首里城南城郭の石積み修復工事について、県は12日、財務省に申請していた事業費の「事故繰越」が認められなかったと発表した。国が進める首里城正殿再建工事に伴う試掘調査が県の工事現場と重なり、県は正殿工事に支障が生じないよう、修復工事を中断していた。
事故繰越が認められず、修復工事は2023年度末でいったん打ち切りとなった。再開の見通しは立っていない。ソフト交付金を充てる石積み修復の事業費は1億3279万円を予定していた。
事故繰越は、やむを得ない理由などの「避けがたい事故」で事業費が執行できない場合に予算を翌年度に繰り越す手続き。
県によると2012年度以降、ソフト交付金事業で9件の事故繰越が認められてきた。認められなかったのは初めて。
石積み修復工事は当初22年度での完了を予定していたが、文化庁への手続きなどに時間がかかり、23年度に事業費を繰り越した。その後、正殿工事で防火水槽設置のための試掘調査が必要となり、ほぼ現場が重なることから県は正殿の工期遅れへの影響を懸念し、修復工事を中断した。23年度内で工事を完了できないとし、同年12月に財務省に事故繰越を申請した。

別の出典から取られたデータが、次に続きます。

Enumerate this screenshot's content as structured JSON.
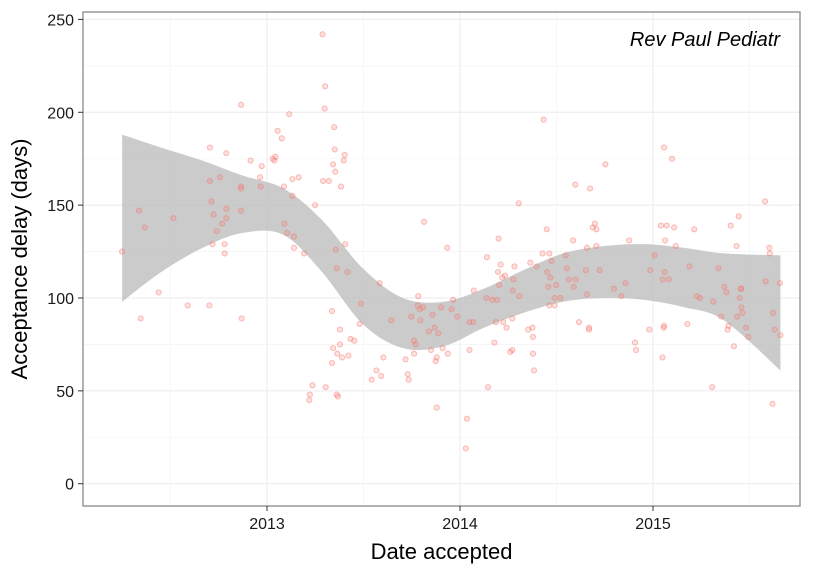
{
  "chart_data": {
    "type": "scatter",
    "title": "",
    "xlabel": "Date accepted",
    "ylabel": "Acceptance delay (days)",
    "annotation": "Rev Paul Pediatr",
    "x_ticks": [
      "2013",
      "2014",
      "2015"
    ],
    "y_ticks": [
      "0",
      "50",
      "100",
      "150",
      "200",
      "250"
    ],
    "xlim": [
      "2012-01-19",
      "2015-10-06"
    ],
    "ylim": [
      -12,
      254
    ],
    "grid": true,
    "legend": "none",
    "colors": {
      "points": "#f8766d",
      "band": "#bebebe",
      "panel_border": "#7f7f7f",
      "grid": "#ebebeb"
    },
    "points": [
      {
        "x": "2012-04-02",
        "y": 125
      },
      {
        "x": "2012-05-04",
        "y": 147
      },
      {
        "x": "2012-05-07",
        "y": 89
      },
      {
        "x": "2012-05-15",
        "y": 138
      },
      {
        "x": "2012-06-10",
        "y": 103
      },
      {
        "x": "2012-07-08",
        "y": 143
      },
      {
        "x": "2012-08-04",
        "y": 96
      },
      {
        "x": "2012-09-14",
        "y": 96
      },
      {
        "x": "2012-09-15",
        "y": 181
      },
      {
        "x": "2012-09-15",
        "y": 163
      },
      {
        "x": "2012-09-18",
        "y": 152
      },
      {
        "x": "2012-09-20",
        "y": 129
      },
      {
        "x": "2012-09-22",
        "y": 145
      },
      {
        "x": "2012-09-28",
        "y": 136
      },
      {
        "x": "2012-10-04",
        "y": 165
      },
      {
        "x": "2012-10-08",
        "y": 140
      },
      {
        "x": "2012-10-13",
        "y": 124
      },
      {
        "x": "2012-10-13",
        "y": 129
      },
      {
        "x": "2012-10-16",
        "y": 178
      },
      {
        "x": "2012-10-16",
        "y": 148
      },
      {
        "x": "2012-10-16",
        "y": 143
      },
      {
        "x": "2012-11-13",
        "y": 204
      },
      {
        "x": "2012-11-13",
        "y": 147
      },
      {
        "x": "2012-11-13",
        "y": 159
      },
      {
        "x": "2012-11-13",
        "y": 160
      },
      {
        "x": "2012-11-14",
        "y": 89
      },
      {
        "x": "2012-12-01",
        "y": 174
      },
      {
        "x": "2012-12-19",
        "y": 165
      },
      {
        "x": "2012-12-20",
        "y": 160
      },
      {
        "x": "2012-12-22",
        "y": 171
      },
      {
        "x": "2013-01-12",
        "y": 175
      },
      {
        "x": "2013-01-15",
        "y": 174
      },
      {
        "x": "2013-01-17",
        "y": 176
      },
      {
        "x": "2013-01-21",
        "y": 190
      },
      {
        "x": "2013-01-29",
        "y": 186
      },
      {
        "x": "2013-02-02",
        "y": 160
      },
      {
        "x": "2013-02-03",
        "y": 140
      },
      {
        "x": "2013-02-08",
        "y": 135
      },
      {
        "x": "2013-02-12",
        "y": 199
      },
      {
        "x": "2013-02-18",
        "y": 164
      },
      {
        "x": "2013-02-18",
        "y": 155
      },
      {
        "x": "2013-02-21",
        "y": 127
      },
      {
        "x": "2013-02-21",
        "y": 133
      },
      {
        "x": "2013-03-02",
        "y": 165
      },
      {
        "x": "2013-03-12",
        "y": 124
      },
      {
        "x": "2013-03-22",
        "y": 45
      },
      {
        "x": "2013-03-23",
        "y": 48
      },
      {
        "x": "2013-03-28",
        "y": 53
      },
      {
        "x": "2013-04-02",
        "y": 150
      },
      {
        "x": "2013-04-16",
        "y": 242
      },
      {
        "x": "2013-04-17",
        "y": 163
      },
      {
        "x": "2013-04-20",
        "y": 202
      },
      {
        "x": "2013-04-21",
        "y": 214
      },
      {
        "x": "2013-04-22",
        "y": 52
      },
      {
        "x": "2013-04-28",
        "y": 163
      },
      {
        "x": "2013-05-04",
        "y": 93
      },
      {
        "x": "2013-05-04",
        "y": 65
      },
      {
        "x": "2013-05-06",
        "y": 73
      },
      {
        "x": "2013-05-06",
        "y": 172
      },
      {
        "x": "2013-05-08",
        "y": 192
      },
      {
        "x": "2013-05-09",
        "y": 180
      },
      {
        "x": "2013-05-10",
        "y": 168
      },
      {
        "x": "2013-05-11",
        "y": 126
      },
      {
        "x": "2013-05-13",
        "y": 116
      },
      {
        "x": "2013-05-13",
        "y": 48
      },
      {
        "x": "2013-05-14",
        "y": 70
      },
      {
        "x": "2013-05-15",
        "y": 47
      },
      {
        "x": "2013-05-19",
        "y": 75
      },
      {
        "x": "2013-05-19",
        "y": 83
      },
      {
        "x": "2013-05-21",
        "y": 160
      },
      {
        "x": "2013-05-23",
        "y": 68
      },
      {
        "x": "2013-05-26",
        "y": 174
      },
      {
        "x": "2013-05-28",
        "y": 177
      },
      {
        "x": "2013-05-29",
        "y": 129
      },
      {
        "x": "2013-06-02",
        "y": 114
      },
      {
        "x": "2013-06-04",
        "y": 69
      },
      {
        "x": "2013-06-08",
        "y": 78
      },
      {
        "x": "2013-06-15",
        "y": 77
      },
      {
        "x": "2013-06-25",
        "y": 86
      },
      {
        "x": "2013-06-28",
        "y": 97
      },
      {
        "x": "2013-07-18",
        "y": 56
      },
      {
        "x": "2013-07-27",
        "y": 61
      },
      {
        "x": "2013-08-02",
        "y": 108
      },
      {
        "x": "2013-08-05",
        "y": 58
      },
      {
        "x": "2013-08-09",
        "y": 68
      },
      {
        "x": "2013-08-24",
        "y": 88
      },
      {
        "x": "2013-09-20",
        "y": 67
      },
      {
        "x": "2013-09-24",
        "y": 59
      },
      {
        "x": "2013-09-26",
        "y": 56
      },
      {
        "x": "2013-10-01",
        "y": 90
      },
      {
        "x": "2013-10-06",
        "y": 77
      },
      {
        "x": "2013-10-06",
        "y": 70
      },
      {
        "x": "2013-10-09",
        "y": 75
      },
      {
        "x": "2013-10-13",
        "y": 96
      },
      {
        "x": "2013-10-14",
        "y": 101
      },
      {
        "x": "2013-10-17",
        "y": 94
      },
      {
        "x": "2013-10-18",
        "y": 88
      },
      {
        "x": "2013-10-23",
        "y": 95
      },
      {
        "x": "2013-10-25",
        "y": 141
      },
      {
        "x": "2013-11-03",
        "y": 82
      },
      {
        "x": "2013-11-07",
        "y": 72
      },
      {
        "x": "2013-11-10",
        "y": 91
      },
      {
        "x": "2013-11-14",
        "y": 84
      },
      {
        "x": "2013-11-16",
        "y": 66
      },
      {
        "x": "2013-11-18",
        "y": 41
      },
      {
        "x": "2013-11-18",
        "y": 68
      },
      {
        "x": "2013-11-21",
        "y": 81
      },
      {
        "x": "2013-11-26",
        "y": 95
      },
      {
        "x": "2013-11-29",
        "y": 73
      },
      {
        "x": "2013-12-08",
        "y": 127
      },
      {
        "x": "2013-12-09",
        "y": 70
      },
      {
        "x": "2013-12-16",
        "y": 94
      },
      {
        "x": "2013-12-19",
        "y": 99
      },
      {
        "x": "2013-12-27",
        "y": 90
      },
      {
        "x": "2014-01-12",
        "y": 19
      },
      {
        "x": "2014-01-14",
        "y": 35
      },
      {
        "x": "2014-01-19",
        "y": 72
      },
      {
        "x": "2014-01-19",
        "y": 87
      },
      {
        "x": "2014-01-26",
        "y": 87
      },
      {
        "x": "2014-01-27",
        "y": 104
      },
      {
        "x": "2014-02-20",
        "y": 100
      },
      {
        "x": "2014-02-21",
        "y": 122
      },
      {
        "x": "2014-02-23",
        "y": 52
      },
      {
        "x": "2014-03-03",
        "y": 99
      },
      {
        "x": "2014-03-07",
        "y": 76
      },
      {
        "x": "2014-03-10",
        "y": 87
      },
      {
        "x": "2014-03-12",
        "y": 99
      },
      {
        "x": "2014-03-14",
        "y": 114
      },
      {
        "x": "2014-03-15",
        "y": 132
      },
      {
        "x": "2014-03-16",
        "y": 107
      },
      {
        "x": "2014-03-19",
        "y": 118
      },
      {
        "x": "2014-03-22",
        "y": 111
      },
      {
        "x": "2014-03-24",
        "y": 87
      },
      {
        "x": "2014-03-27",
        "y": 112
      },
      {
        "x": "2014-03-30",
        "y": 84
      },
      {
        "x": "2014-04-06",
        "y": 71
      },
      {
        "x": "2014-04-10",
        "y": 89
      },
      {
        "x": "2014-04-10",
        "y": 72
      },
      {
        "x": "2014-04-11",
        "y": 104
      },
      {
        "x": "2014-04-12",
        "y": 110
      },
      {
        "x": "2014-04-14",
        "y": 117
      },
      {
        "x": "2014-04-22",
        "y": 151
      },
      {
        "x": "2014-04-23",
        "y": 101
      },
      {
        "x": "2014-05-10",
        "y": 83
      },
      {
        "x": "2014-05-14",
        "y": 119
      },
      {
        "x": "2014-05-18",
        "y": 84
      },
      {
        "x": "2014-05-19",
        "y": 79
      },
      {
        "x": "2014-05-19",
        "y": 70
      },
      {
        "x": "2014-05-21",
        "y": 61
      },
      {
        "x": "2014-05-26",
        "y": 117
      },
      {
        "x": "2014-06-06",
        "y": 124
      },
      {
        "x": "2014-06-08",
        "y": 196
      },
      {
        "x": "2014-06-14",
        "y": 137
      },
      {
        "x": "2014-06-15",
        "y": 114
      },
      {
        "x": "2014-06-17",
        "y": 106
      },
      {
        "x": "2014-06-19",
        "y": 96
      },
      {
        "x": "2014-06-19",
        "y": 124
      },
      {
        "x": "2014-06-21",
        "y": 111
      },
      {
        "x": "2014-06-23",
        "y": 120
      },
      {
        "x": "2014-06-29",
        "y": 100
      },
      {
        "x": "2014-06-29",
        "y": 96
      },
      {
        "x": "2014-07-02",
        "y": 107
      },
      {
        "x": "2014-07-10",
        "y": 100
      },
      {
        "x": "2014-07-20",
        "y": 123
      },
      {
        "x": "2014-07-22",
        "y": 116
      },
      {
        "x": "2014-07-26",
        "y": 110
      },
      {
        "x": "2014-08-03",
        "y": 131
      },
      {
        "x": "2014-08-04",
        "y": 106
      },
      {
        "x": "2014-08-07",
        "y": 161
      },
      {
        "x": "2014-08-08",
        "y": 110
      },
      {
        "x": "2014-08-14",
        "y": 87
      },
      {
        "x": "2014-08-27",
        "y": 115
      },
      {
        "x": "2014-08-29",
        "y": 127
      },
      {
        "x": "2014-08-29",
        "y": 102
      },
      {
        "x": "2014-09-02",
        "y": 83
      },
      {
        "x": "2014-09-02",
        "y": 84
      },
      {
        "x": "2014-09-04",
        "y": 159
      },
      {
        "x": "2014-09-09",
        "y": 138
      },
      {
        "x": "2014-09-13",
        "y": 140
      },
      {
        "x": "2014-09-16",
        "y": 128
      },
      {
        "x": "2014-09-16",
        "y": 137
      },
      {
        "x": "2014-09-22",
        "y": 115
      },
      {
        "x": "2014-10-03",
        "y": 172
      },
      {
        "x": "2014-10-19",
        "y": 105
      },
      {
        "x": "2014-11-02",
        "y": 101
      },
      {
        "x": "2014-11-10",
        "y": 108
      },
      {
        "x": "2014-11-17",
        "y": 131
      },
      {
        "x": "2014-11-28",
        "y": 76
      },
      {
        "x": "2014-11-30",
        "y": 72
      },
      {
        "x": "2014-12-25",
        "y": 83
      },
      {
        "x": "2014-12-27",
        "y": 115
      },
      {
        "x": "2015-01-04",
        "y": 123
      },
      {
        "x": "2015-01-16",
        "y": 139
      },
      {
        "x": "2015-01-19",
        "y": 68
      },
      {
        "x": "2015-01-19",
        "y": 110
      },
      {
        "x": "2015-01-21",
        "y": 84
      },
      {
        "x": "2015-01-22",
        "y": 85
      },
      {
        "x": "2015-01-22",
        "y": 181
      },
      {
        "x": "2015-01-23",
        "y": 114
      },
      {
        "x": "2015-01-24",
        "y": 131
      },
      {
        "x": "2015-01-27",
        "y": 139
      },
      {
        "x": "2015-01-31",
        "y": 110
      },
      {
        "x": "2015-02-06",
        "y": 175
      },
      {
        "x": "2015-02-10",
        "y": 138
      },
      {
        "x": "2015-02-13",
        "y": 128
      },
      {
        "x": "2015-03-07",
        "y": 86
      },
      {
        "x": "2015-03-11",
        "y": 117
      },
      {
        "x": "2015-03-20",
        "y": 137
      },
      {
        "x": "2015-03-25",
        "y": 101
      },
      {
        "x": "2015-03-31",
        "y": 100
      },
      {
        "x": "2015-04-23",
        "y": 52
      },
      {
        "x": "2015-04-25",
        "y": 98
      },
      {
        "x": "2015-05-05",
        "y": 116
      },
      {
        "x": "2015-05-10",
        "y": 90
      },
      {
        "x": "2015-05-16",
        "y": 106
      },
      {
        "x": "2015-05-20",
        "y": 103
      },
      {
        "x": "2015-05-22",
        "y": 83
      },
      {
        "x": "2015-05-24",
        "y": 85
      },
      {
        "x": "2015-05-28",
        "y": 139
      },
      {
        "x": "2015-06-03",
        "y": 74
      },
      {
        "x": "2015-06-08",
        "y": 128
      },
      {
        "x": "2015-06-09",
        "y": 90
      },
      {
        "x": "2015-06-12",
        "y": 144
      },
      {
        "x": "2015-06-14",
        "y": 100
      },
      {
        "x": "2015-06-16",
        "y": 105
      },
      {
        "x": "2015-06-17",
        "y": 105
      },
      {
        "x": "2015-06-17",
        "y": 95
      },
      {
        "x": "2015-06-19",
        "y": 92
      },
      {
        "x": "2015-06-26",
        "y": 84
      },
      {
        "x": "2015-06-30",
        "y": 79
      },
      {
        "x": "2015-08-01",
        "y": 152
      },
      {
        "x": "2015-08-02",
        "y": 109
      },
      {
        "x": "2015-08-09",
        "y": 127
      },
      {
        "x": "2015-08-10",
        "y": 124
      },
      {
        "x": "2015-08-15",
        "y": 43
      },
      {
        "x": "2015-08-16",
        "y": 92
      },
      {
        "x": "2015-08-19",
        "y": 83
      },
      {
        "x": "2015-08-29",
        "y": 108
      },
      {
        "x": "2015-08-30",
        "y": 80
      }
    ],
    "smooth_band": [
      {
        "x": "2012-04-02",
        "lower": 98,
        "upper": 188
      },
      {
        "x": "2012-06-15",
        "lower": 114,
        "upper": 181
      },
      {
        "x": "2012-09-01",
        "lower": 127,
        "upper": 174
      },
      {
        "x": "2012-11-15",
        "lower": 135,
        "upper": 166
      },
      {
        "x": "2013-02-01",
        "lower": 134,
        "upper": 159
      },
      {
        "x": "2013-04-15",
        "lower": 114,
        "upper": 142
      },
      {
        "x": "2013-07-01",
        "lower": 86,
        "upper": 116
      },
      {
        "x": "2013-09-15",
        "lower": 73,
        "upper": 100
      },
      {
        "x": "2013-12-01",
        "lower": 74,
        "upper": 98
      },
      {
        "x": "2014-02-15",
        "lower": 84,
        "upper": 105
      },
      {
        "x": "2014-05-01",
        "lower": 92,
        "upper": 115
      },
      {
        "x": "2014-07-15",
        "lower": 98,
        "upper": 124
      },
      {
        "x": "2014-10-01",
        "lower": 100,
        "upper": 128
      },
      {
        "x": "2014-12-15",
        "lower": 99,
        "upper": 129
      },
      {
        "x": "2015-03-01",
        "lower": 95,
        "upper": 127
      },
      {
        "x": "2015-05-15",
        "lower": 88,
        "upper": 124
      },
      {
        "x": "2015-08-30",
        "lower": 61,
        "upper": 123
      }
    ]
  }
}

財務省は、正殿工事による影響を理由とした石積み工事の工期遅延は、事故繰越の要件には当たらないとし、申請を認めなかった。県担当者は「関係部局と連携して適切な対応を取る」と述べた。
玉城デニー知事は「大変残念で、財務省の対応にいささか疑問を感じる。一方、一日も早い首里城の復興は県民の願いでもあり、国と県で首里城正殿の復元に向けて緊密に協議をしていく」と話した。